On Wed, Nov 20, 2024 at 11:29:56AM -0500, Tom Lane wrote:
> Nathan Bossart <nathandbossart@gmail.com> writes:
>> Upthread, you mentioned that we could bypass multiple lookups unless both
>> the NAMEDATALEN-1'th and NAMEDATALEN-2'th bytes are non-ASCII. But if
>> there are encodings with the high bit set that don't require multiple bytes
>> per character, then how can we do that?
>
> Well, we don't know the length of the hypothetically-truncated
> character, but if there was one then all its bytes must have had their
> high bits set. Suppose that the untruncated name has a 4-byte
> multibyte character extending from the NAMEDATALEN-3 byte through the
> NAMEDATALEN'th byte (counting in origin zero here):
>
> [...]
>
> Now as for the shortcut cases: if C3 does not have the high bit set,
> it cannot be part of a multibyte character. Therefore the original
> encoding-aware truncation would have removed C3 and following bytes,
> but no more. The character immediately before might have been one
> byte or several, but it doesn't matter. Similarly, if C2 does not
> have the high bit set, it cannot be part of a multibyte character.
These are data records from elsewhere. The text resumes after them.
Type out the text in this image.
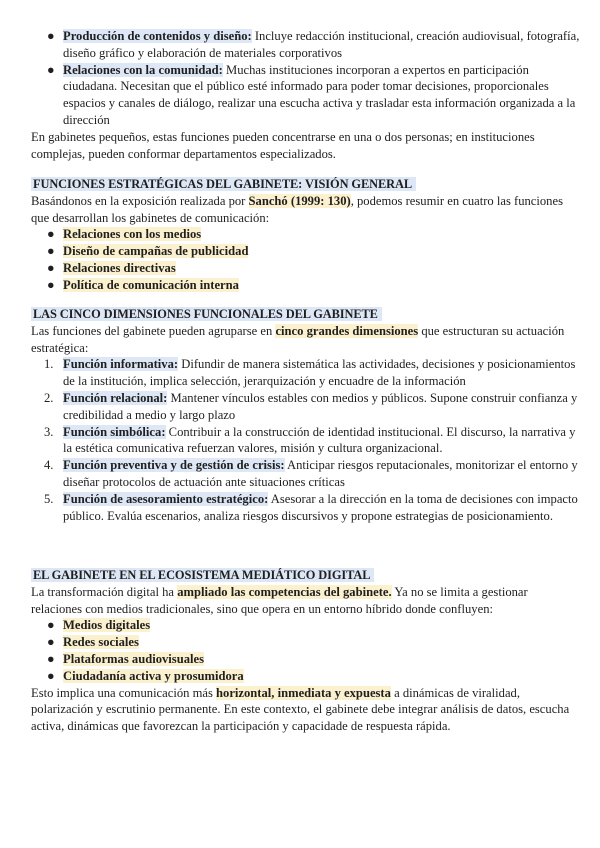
● Producción de contenidos y diseño: Incluye redacción institucional, creación audiovisual, fotografía, diseño gráfico y elaboración de materiales corporativos
● Relaciones con la comunidad: Muchas instituciones incorporan a expertos en participación ciudadana. Necesitan que el público esté informado para poder tomar decisiones, proporcionales espacios y canales de diálogo, realizar una escucha activa y trasladar esta información organizada a la dirección

En gabinetes pequeños, estas funciones pueden concentrarse en una o dos personas; en instituciones complejas, pueden conformar departamentos especializados.

FUNCIONES ESTRATÉGICAS DEL GABINETE: VISIÓN GENERAL

Basándonos en la exposición realizada por Sanchó (1999: 130), podemos resumir en cuatro las funciones que desarrollan los gabinetes de comunicación:

● Relaciones con los medios
● Diseño de campañas de publicidad
● Relaciones directivas
● Política de comunicación interna
LAS CINCO DIMENSIONES FUNCIONALES DEL GABINETE

Las funciones del gabinete pueden agruparse en cinco grandes dimensiones que estructuran su actuación estratégica:

1. Función informativa: Difundir de manera sistemática las actividades, decisiones y posicionamientos de la institución, implica selección, jerarquización y encuadre de la información
2. Función relacional: Mantener vínculos estables con medios y públicos. Supone construir confianza y credibilidad a medio y largo plazo
3. Función simbólica: Contribuir a la construcción de identidad institucional. El discurso, la narrativa y la estética comunicativa refuerzan valores, misión y cultura organizacional.
4. Función preventiva y de gestión de crisis: Anticipar riesgos reputacionales, monitorizar el entorno y diseñar protocolos de actuación ante situaciones críticas
5. Función de asesoramiento estratégico: Asesorar a la dirección en la toma de decisiones con impacto público. Evalúa escenarios, analiza riesgos discursivos y propone estrategias de posicionamiento.
EL GABINETE EN EL ECOSISTEMA MEDIÁTICO DIGITAL

La transformación digital ha ampliado las competencias del gabinete. Ya no se limita a gestionar relaciones con medios tradicionales, sino que opera en un entorno híbrido donde confluyen:

● Medios digitales
● Redes sociales
● Plataformas audiovisuales
● Ciudadanía activa y prosumidora

Esto implica una comunicación más horizontal, inmediata y expuesta a dinámicas de viralidad, polarización y escrutinio permanente. En este contexto, el gabinete debe integrar análisis de datos, escucha activa, dinámicas que favorezcan la participación y capacidade de respuesta rápida.
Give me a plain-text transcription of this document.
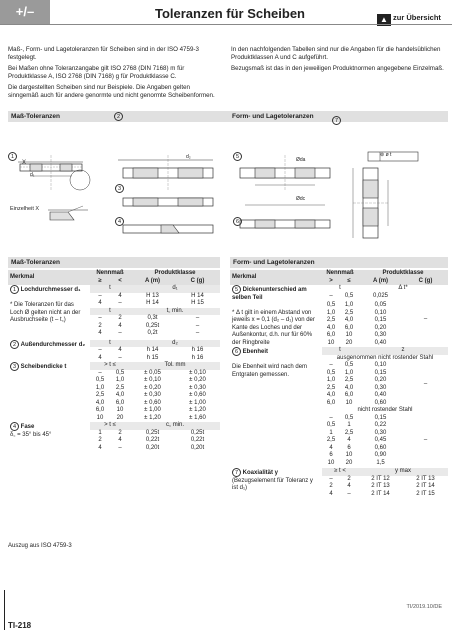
+/–	Toleranzen für Scheiben	▲ zur Übersicht

Maß-, Form- und Lagetoleranzen für Scheiben sind in der ISO 4759-3 festgelegt.

Bei Maßen ohne Toleranzangabe gilt ISO 2768 (DIN 7168) m für Produktklasse A, ISO 2768 (DIN 7168) g für Produktklasse C.

Die dargestellten Scheiben sind nur Beispiele. Die Angaben gelten sinngemäß auch für andere genormte und nicht genormte Scheibenformen.

In den nachfolgenden Tabellen sind nur die Angaben für die handelsüblichen Produktklassen A und C aufgeführt.

Bezugsmaß ist das in den jeweiligen Produktnormen angegebene Einzelmaß.

Maß-Toleranzen	2	Form- und Lagetoleranzen
7
1
X
d₁
Einzelheit X
3
4
d₂	5
6
Øda
Ødc
⊚ ø t
Maß-Toleranzen	Form- und Lagetoleranzen
Merkmal	Nennmaß		Produktklasse	
	≥	<	A (m)	C (g)
1 Lochdurchmesser d₁

* Die Toleranzen für das Loch Ø gelten nicht an der Ausbruchseite (t – t꜀)	t		d₁	
	–	4	H 13	H 14
	4	–	H 14	H 15
	t		t꜀ min.	
	–	2	0,3t	–
	2	4	0,25t	–
	4	–	0,2t	–

2 Außendurchmesser d₂	t		d₂	
	–	4	h 14	h 16
	4	–	h 15	h 16
3 Scheibendicke t	> t ≤		Tol. mm	
	–	0,5	± 0,05	± 0,10
	0,5	1,0	± 0,10	± 0,20
	1,0	2,5	± 0,20	± 0,30
	2,5	4,0	± 0,30	± 0,60
	4,0	6,0	± 0,60	± 1,00
	6,0	10	± 1,00	± 1,20
	10	20	± 1,20	± 1,60
4 Fase
δ꜀ = 35° bis 45°	> t ≤		c꜀ min.	
	1	2	0,25t	0,25t
	2	4	0,22t	0,22t
	4	–	0,20t	0,20t
Auszug aus ISO 4759-3
Merkmal	Nennmaß		Produktklasse	
	>	≤	A (m)	C (g)
5 Dickenunterschied am selben Teil

* Δ t gilt in einem Abstand von jeweils x = 0,1 (d₂ – d₁) von der Kante des Loches und der Außenkontur, d.h. nur für 60% der Ringbreite	t		Δ t*	
	–	0,5	0,025	–
	0,5	1,0	0,05	
	1,0	2,5	0,10	
	2,5	4,0	0,15	
	4,0	6,0	0,20	
	6,0	10	0,30	
	10	20	0,40	
6 Ebenheit

Die Ebenheit wird nach dem Entgraten gemessen.	t		z	
	ausgenommen nicht rostender Stahl			
	–	0,5	0,10	–
	0,5	1,0	0,15	
	1,0	2,5	0,20	
	2,5	4,0	0,30	
	4,0	6,0	0,40	
	6,0	10	0,60	
	nicht rostender Stahl			
	–	0,5	0,15	–
	0,5	1	0,22	
	1	2,5	0,30	
	2,5	4	0,45	
	4	6	0,60	
	6	10	0,90	
	10	20	1,5	

7 Koaxialität y
(Bezugselement für Toleranz y ist d₁)	≥ t <		y max	
	–	2	2 IT 12	2 IT 13
	2	4	2 IT 13	2 IT 14
	4	–	2 IT 14	2 IT 15
TI-218
TI/2019.10/DE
> The original truncation would have removed C3 and following bytes,
> but no more.
Oh, I think I had an off-by-one error in my mental model and was thinking
of the NAMEDATALEN-1'th byte as the last possible byte in the identifier
(i.e., name[NAMEDATALEN - 2]), whereas you meant the location where the
trailing zero would go for the largest possible all-ASCII identifier (i.e.,
name[NAMEDATALEN - 1]). Thank you for elaborating.
--
nathan